Nasza Loteria SR - pasek na kartach artykułów

Zaplombowane i zamknięte na cztery spusty są dzisiaj ostrołęckie sklepy z dopalaczami.

(bm)
Fot. B. Modzelewska
To efekt sobotniej akcji policji i inspektorów sanepidu.

Właścicielom sklepów wręczono decyzję Głównego Inspektora Sanitarnego, nakazującą zaprzestanie działalności w obiektach służących produkcji, obrotowi hurtowemu i detalicznemu dopalaczy (powodem akcji było wycofanie ze sprzedaży środka o nazwie "Tajfun").

To była akcja ogólnopolska. Kilkuset inspektorów sanitarnych wspieranych przez policję wkroczyło do 1645 sklepów i hurtowni z dopalaczami (w Ostrołęce są cztery takie sklepy - przyp. red.).

- Nie stwierdziliśmy, aby któryś z właścicieli ostrołęckich sklepów złamał nakaz GIS - powiedział nam Dariusz Wesołowski, rzecznik policji. - W dwóch sklepach co prawda naruszone były plomby, ale nie ma dowodów, że zrobili to ich właściciele. Przez weekend obserwowaliśmy dwa sklepy. Funkcjonariusze nie zauważyli, by pomimo zakazu odbywał się tam handel tzw. wyrobami kolekcjonerskimi.
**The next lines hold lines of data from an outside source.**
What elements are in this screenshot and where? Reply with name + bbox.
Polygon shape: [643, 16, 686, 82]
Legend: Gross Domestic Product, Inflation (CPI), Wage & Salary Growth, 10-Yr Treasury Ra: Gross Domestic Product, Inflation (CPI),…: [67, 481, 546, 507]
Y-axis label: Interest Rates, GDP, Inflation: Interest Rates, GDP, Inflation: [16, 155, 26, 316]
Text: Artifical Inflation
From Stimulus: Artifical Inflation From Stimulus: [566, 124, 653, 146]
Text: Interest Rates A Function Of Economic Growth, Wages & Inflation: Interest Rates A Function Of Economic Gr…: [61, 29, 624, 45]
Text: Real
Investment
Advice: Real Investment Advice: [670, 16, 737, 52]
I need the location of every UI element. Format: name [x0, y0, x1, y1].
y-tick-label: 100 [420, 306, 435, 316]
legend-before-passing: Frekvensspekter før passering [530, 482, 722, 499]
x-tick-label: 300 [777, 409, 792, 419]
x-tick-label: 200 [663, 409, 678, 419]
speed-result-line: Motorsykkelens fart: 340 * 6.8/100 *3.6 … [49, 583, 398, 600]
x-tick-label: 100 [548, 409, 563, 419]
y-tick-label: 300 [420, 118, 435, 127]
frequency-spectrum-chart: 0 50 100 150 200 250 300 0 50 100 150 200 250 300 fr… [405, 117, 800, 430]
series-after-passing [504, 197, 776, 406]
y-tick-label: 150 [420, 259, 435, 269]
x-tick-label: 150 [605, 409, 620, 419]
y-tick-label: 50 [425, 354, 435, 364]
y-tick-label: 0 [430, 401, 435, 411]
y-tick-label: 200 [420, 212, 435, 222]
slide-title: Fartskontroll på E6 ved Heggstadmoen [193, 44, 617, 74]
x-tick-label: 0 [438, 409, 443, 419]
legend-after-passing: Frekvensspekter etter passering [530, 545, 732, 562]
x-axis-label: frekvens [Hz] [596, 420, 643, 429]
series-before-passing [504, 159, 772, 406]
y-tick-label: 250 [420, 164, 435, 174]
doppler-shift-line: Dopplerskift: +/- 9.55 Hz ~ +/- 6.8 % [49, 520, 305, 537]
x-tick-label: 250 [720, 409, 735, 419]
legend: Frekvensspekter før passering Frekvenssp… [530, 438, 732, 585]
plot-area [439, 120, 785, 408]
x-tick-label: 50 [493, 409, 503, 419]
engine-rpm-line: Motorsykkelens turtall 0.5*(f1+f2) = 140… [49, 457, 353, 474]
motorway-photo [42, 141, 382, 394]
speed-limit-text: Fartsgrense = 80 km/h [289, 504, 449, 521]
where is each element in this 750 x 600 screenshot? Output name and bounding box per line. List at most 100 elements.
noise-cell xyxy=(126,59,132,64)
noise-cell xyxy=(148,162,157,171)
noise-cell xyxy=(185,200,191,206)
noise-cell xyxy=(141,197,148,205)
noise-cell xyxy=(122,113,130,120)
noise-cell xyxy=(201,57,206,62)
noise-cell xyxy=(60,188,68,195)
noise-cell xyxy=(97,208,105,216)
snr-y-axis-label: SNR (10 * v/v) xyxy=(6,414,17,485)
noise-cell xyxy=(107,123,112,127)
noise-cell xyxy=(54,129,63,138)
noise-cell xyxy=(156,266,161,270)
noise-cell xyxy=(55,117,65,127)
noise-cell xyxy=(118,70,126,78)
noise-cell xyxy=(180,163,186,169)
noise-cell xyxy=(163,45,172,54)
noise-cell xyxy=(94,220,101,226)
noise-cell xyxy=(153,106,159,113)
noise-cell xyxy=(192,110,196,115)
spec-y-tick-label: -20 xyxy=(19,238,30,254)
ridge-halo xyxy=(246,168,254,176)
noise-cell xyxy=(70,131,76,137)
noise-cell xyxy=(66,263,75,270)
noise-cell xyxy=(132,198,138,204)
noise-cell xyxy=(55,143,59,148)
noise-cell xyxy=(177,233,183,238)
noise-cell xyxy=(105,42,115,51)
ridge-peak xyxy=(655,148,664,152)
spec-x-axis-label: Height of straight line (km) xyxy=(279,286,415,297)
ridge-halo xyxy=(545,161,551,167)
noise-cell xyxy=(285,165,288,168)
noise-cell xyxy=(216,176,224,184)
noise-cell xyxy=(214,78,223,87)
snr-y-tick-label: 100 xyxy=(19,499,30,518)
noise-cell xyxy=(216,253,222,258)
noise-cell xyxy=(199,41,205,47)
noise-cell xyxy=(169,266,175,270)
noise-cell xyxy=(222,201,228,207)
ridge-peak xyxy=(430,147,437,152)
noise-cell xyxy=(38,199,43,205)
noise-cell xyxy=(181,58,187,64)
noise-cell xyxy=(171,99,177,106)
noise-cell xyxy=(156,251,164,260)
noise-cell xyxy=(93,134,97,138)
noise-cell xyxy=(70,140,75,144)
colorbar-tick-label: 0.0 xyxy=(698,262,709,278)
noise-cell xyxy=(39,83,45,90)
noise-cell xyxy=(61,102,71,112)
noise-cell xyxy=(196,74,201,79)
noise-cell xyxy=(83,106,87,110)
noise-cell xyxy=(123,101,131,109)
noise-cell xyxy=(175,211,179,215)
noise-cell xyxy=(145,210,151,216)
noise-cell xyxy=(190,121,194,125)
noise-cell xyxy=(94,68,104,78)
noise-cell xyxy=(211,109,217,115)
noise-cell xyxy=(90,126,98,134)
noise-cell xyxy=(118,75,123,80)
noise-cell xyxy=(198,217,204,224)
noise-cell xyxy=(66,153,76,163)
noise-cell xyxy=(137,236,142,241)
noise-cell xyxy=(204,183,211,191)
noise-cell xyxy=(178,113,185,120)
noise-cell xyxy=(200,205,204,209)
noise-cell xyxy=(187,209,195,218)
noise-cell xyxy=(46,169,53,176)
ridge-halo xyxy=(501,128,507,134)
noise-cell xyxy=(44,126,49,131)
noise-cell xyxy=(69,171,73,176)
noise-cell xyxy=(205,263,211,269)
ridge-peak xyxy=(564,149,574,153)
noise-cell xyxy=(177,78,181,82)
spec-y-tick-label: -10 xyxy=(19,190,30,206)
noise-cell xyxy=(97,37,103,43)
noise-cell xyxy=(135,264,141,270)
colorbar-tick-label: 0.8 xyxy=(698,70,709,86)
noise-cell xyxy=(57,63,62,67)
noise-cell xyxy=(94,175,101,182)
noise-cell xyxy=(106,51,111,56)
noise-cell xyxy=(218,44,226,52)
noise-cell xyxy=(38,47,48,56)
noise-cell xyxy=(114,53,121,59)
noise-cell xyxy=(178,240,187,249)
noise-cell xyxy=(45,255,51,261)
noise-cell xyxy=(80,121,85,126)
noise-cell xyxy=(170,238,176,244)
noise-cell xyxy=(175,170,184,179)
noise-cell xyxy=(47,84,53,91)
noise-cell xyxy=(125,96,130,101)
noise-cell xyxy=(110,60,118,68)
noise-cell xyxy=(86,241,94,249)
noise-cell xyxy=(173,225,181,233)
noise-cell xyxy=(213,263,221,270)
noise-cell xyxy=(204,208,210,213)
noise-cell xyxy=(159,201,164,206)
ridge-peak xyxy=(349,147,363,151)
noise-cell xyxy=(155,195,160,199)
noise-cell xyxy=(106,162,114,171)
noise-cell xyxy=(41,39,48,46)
Kilkanaście dni temu sklepy z dopalaczami kontrolowała inspekcja handlowa. W sklepie przy ul. Głowackiego wykryto nieprawidłowości. Kontrola wykazała, że przy towarach nie było wywieszek, które według przepisów być powinny. Sklep był również kontrolowany przez inspekcję farmaceutyczną. Kontrolerzy odkryli, że przy mieszankach ziołowych nie ma ich składu. Na właściciela sklepu nałożono mandat w wysokości 100 zł.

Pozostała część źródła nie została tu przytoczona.